Yo, por decir algo, le digo:

- Ten cuidado. ¡Qué van a decir los ayatolás cuando estemos en Turquía si ven tu gusto por la desnudez!

- Que se jodan y, además, no hay ayatolás en Turquía.

- ¿Ah, no?, ¿Y qué hay?

- No lo sé. Pero ayatolás, no.

Seguía enfadada. Traté de disculparme por mi falta de caballerosidad. No haberla defendido era imperdonable, pero, sinceramente, no veía que fuese necesario. Eran unos mocosos inofensivos.

Clara volvió a mandarme a la mierda. Se puso los vaqueros y una camiseta de tirantes. Se sentó a leer. No uno de mis libros. Literatura de verdad, como decía ella.

Aquella noche habíamos quedado con Manuel Costa, el pintor, que vivía también en el pueblo. Había reservado en el Costa de oro. Un sitio de moda. Pero se acercaba la hora y no veía a Clara animada.

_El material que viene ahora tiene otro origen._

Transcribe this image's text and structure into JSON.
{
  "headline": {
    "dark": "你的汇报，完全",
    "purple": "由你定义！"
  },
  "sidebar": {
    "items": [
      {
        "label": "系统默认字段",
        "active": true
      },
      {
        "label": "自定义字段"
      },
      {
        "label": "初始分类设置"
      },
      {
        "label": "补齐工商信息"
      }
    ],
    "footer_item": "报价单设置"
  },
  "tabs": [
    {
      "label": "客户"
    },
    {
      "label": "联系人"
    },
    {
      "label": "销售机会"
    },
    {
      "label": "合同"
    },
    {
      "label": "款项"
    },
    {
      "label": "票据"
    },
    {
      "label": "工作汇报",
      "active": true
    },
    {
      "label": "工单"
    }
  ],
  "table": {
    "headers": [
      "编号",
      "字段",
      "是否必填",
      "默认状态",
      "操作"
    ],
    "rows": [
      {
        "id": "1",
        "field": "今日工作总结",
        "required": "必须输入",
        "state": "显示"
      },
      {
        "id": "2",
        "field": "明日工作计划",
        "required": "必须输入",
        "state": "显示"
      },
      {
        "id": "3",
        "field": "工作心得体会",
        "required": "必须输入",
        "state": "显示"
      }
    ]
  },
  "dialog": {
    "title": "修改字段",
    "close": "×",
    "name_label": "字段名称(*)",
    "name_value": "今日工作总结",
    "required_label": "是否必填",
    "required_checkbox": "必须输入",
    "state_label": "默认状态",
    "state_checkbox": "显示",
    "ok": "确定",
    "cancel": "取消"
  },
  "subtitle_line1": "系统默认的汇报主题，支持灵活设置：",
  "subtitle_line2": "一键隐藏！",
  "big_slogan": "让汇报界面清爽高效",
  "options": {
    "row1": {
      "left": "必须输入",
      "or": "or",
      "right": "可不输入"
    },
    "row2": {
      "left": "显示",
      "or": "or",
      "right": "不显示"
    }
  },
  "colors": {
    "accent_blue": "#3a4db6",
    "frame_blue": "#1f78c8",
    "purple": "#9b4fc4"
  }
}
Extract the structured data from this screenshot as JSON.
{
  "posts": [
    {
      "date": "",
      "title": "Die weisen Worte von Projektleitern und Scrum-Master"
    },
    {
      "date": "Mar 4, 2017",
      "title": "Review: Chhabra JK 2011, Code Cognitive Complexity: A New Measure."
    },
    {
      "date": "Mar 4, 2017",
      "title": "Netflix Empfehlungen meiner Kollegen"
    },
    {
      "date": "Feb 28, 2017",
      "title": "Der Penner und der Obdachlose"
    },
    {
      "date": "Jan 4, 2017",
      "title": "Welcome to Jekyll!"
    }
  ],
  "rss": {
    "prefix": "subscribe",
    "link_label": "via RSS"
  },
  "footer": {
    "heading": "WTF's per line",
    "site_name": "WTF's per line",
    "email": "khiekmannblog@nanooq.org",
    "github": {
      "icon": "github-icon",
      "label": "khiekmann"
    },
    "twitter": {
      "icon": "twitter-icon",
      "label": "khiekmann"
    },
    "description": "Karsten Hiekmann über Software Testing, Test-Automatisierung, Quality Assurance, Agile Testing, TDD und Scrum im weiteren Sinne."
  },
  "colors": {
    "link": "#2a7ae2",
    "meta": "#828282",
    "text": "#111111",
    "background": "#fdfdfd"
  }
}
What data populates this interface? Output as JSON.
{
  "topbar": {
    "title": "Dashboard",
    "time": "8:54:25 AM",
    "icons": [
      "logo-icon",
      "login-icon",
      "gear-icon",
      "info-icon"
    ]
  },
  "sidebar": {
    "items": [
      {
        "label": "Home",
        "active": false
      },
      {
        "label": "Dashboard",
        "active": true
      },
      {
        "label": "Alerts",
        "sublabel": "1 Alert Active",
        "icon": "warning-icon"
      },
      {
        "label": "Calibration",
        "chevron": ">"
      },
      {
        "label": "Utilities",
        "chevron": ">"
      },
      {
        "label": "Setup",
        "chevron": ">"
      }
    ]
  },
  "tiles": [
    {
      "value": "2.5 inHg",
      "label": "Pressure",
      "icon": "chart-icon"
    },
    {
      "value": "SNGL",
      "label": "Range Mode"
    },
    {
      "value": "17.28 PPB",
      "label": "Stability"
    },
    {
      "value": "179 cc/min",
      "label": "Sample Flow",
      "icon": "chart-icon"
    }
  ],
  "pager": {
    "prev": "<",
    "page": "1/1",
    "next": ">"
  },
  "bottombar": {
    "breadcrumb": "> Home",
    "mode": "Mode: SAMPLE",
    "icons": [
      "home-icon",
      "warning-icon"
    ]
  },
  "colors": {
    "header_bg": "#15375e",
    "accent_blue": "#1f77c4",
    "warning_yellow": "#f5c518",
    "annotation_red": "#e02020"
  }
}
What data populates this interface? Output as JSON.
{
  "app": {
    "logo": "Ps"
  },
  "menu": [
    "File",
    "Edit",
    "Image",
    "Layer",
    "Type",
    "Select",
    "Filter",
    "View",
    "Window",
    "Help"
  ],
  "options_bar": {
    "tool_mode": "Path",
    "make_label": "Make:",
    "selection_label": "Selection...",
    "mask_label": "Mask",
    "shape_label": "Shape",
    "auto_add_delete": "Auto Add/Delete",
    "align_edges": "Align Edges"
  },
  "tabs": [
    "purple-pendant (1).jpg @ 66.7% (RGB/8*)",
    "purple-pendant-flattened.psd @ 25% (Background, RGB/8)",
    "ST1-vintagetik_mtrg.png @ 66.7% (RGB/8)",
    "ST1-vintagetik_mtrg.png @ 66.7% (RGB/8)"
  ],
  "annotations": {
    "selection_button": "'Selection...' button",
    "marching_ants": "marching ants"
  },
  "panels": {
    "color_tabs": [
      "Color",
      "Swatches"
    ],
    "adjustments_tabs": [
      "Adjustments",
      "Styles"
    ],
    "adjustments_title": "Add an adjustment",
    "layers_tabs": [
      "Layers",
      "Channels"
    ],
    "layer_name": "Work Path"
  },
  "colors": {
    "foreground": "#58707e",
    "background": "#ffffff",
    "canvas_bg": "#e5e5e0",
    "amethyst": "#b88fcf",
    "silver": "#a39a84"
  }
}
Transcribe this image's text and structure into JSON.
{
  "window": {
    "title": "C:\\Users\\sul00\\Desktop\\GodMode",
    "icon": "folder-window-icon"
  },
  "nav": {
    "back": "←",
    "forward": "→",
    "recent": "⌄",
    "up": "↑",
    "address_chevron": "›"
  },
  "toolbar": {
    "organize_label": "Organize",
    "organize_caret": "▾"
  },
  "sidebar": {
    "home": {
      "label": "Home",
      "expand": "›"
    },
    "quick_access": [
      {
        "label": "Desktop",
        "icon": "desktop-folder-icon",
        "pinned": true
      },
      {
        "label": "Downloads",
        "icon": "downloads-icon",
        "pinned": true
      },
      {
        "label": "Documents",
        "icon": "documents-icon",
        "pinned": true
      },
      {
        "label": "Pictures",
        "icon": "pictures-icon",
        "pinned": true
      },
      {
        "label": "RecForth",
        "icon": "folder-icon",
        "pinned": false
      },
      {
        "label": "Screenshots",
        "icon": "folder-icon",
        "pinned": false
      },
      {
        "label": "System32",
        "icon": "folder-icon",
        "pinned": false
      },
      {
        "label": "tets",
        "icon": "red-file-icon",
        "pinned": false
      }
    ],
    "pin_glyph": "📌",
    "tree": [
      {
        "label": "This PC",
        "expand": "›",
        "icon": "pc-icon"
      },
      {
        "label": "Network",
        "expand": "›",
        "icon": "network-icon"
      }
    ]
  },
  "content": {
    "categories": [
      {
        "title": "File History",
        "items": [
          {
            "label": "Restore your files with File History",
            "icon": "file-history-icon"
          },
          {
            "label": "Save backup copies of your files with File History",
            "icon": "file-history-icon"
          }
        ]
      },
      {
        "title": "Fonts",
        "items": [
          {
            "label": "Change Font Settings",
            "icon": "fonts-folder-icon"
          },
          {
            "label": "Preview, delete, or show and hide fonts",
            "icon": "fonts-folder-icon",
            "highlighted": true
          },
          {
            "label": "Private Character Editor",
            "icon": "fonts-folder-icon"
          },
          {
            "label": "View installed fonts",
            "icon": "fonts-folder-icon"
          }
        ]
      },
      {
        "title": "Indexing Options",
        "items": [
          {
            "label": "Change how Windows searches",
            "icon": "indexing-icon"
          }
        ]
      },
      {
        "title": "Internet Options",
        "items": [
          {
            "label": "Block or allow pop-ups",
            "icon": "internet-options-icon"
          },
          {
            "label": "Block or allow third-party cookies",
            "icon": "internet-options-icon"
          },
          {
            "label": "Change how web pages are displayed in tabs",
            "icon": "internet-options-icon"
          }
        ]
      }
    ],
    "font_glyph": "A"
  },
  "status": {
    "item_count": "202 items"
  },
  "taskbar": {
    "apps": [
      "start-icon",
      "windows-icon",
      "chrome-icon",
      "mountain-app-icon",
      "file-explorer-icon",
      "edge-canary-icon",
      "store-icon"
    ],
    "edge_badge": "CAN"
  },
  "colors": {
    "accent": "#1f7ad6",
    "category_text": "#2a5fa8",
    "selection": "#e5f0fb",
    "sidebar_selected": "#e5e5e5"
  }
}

De pronto me miró y gritó:

- ¡Qué tarde es!

Y corrió hacia el dormitorio.

Salió con dos vestidos. Uno verde y otro azul.

- Escoge-, dijo.

- No lo sé. Estás muy guapa con los dos.

- Corta el rollo y escoge.

- El verde.


La noche se presentaba bien. Clara volvía a hablarme, y Manuel era un tipo estupendo. Vino acompañado de su encantadora esposa Jane, norteamericana, pero que hablaba nuestro idioma perfectamente. Fue una velada marcada por el tema de conversación de moda aquellos días: la posibilidad de una guerra en Europa. Dos botellas de vino más tarde, estábamos sentados en una terraza, viendo a los jóvenes pasar, rumbo a la discoteca. Alguien soltó un “¡quién tuviera dieciocho años!” y todos asentimos sinceramente.

Clara y yo nos volvimos a casa a eso de las tres de la mañana. Había sido un día largo.

- Estabas espectacular con tu vestido-, le digo- Manuel se moría de envidia al verme con un monumento como tú.

- Sí, claro.

Al menos se reía. Yo estaba algo achispado.

- ¿Cuándo vas a casarte conmigo, Clara?

Volvió a reír.

- ¿Casarme yo contigo? No, guapo, no seré “la viuda del escritor”.

Clara se descalzó y bailó muy animadamente, tarareando una canción de moda.

La besé. Luego en casa me entró la tos.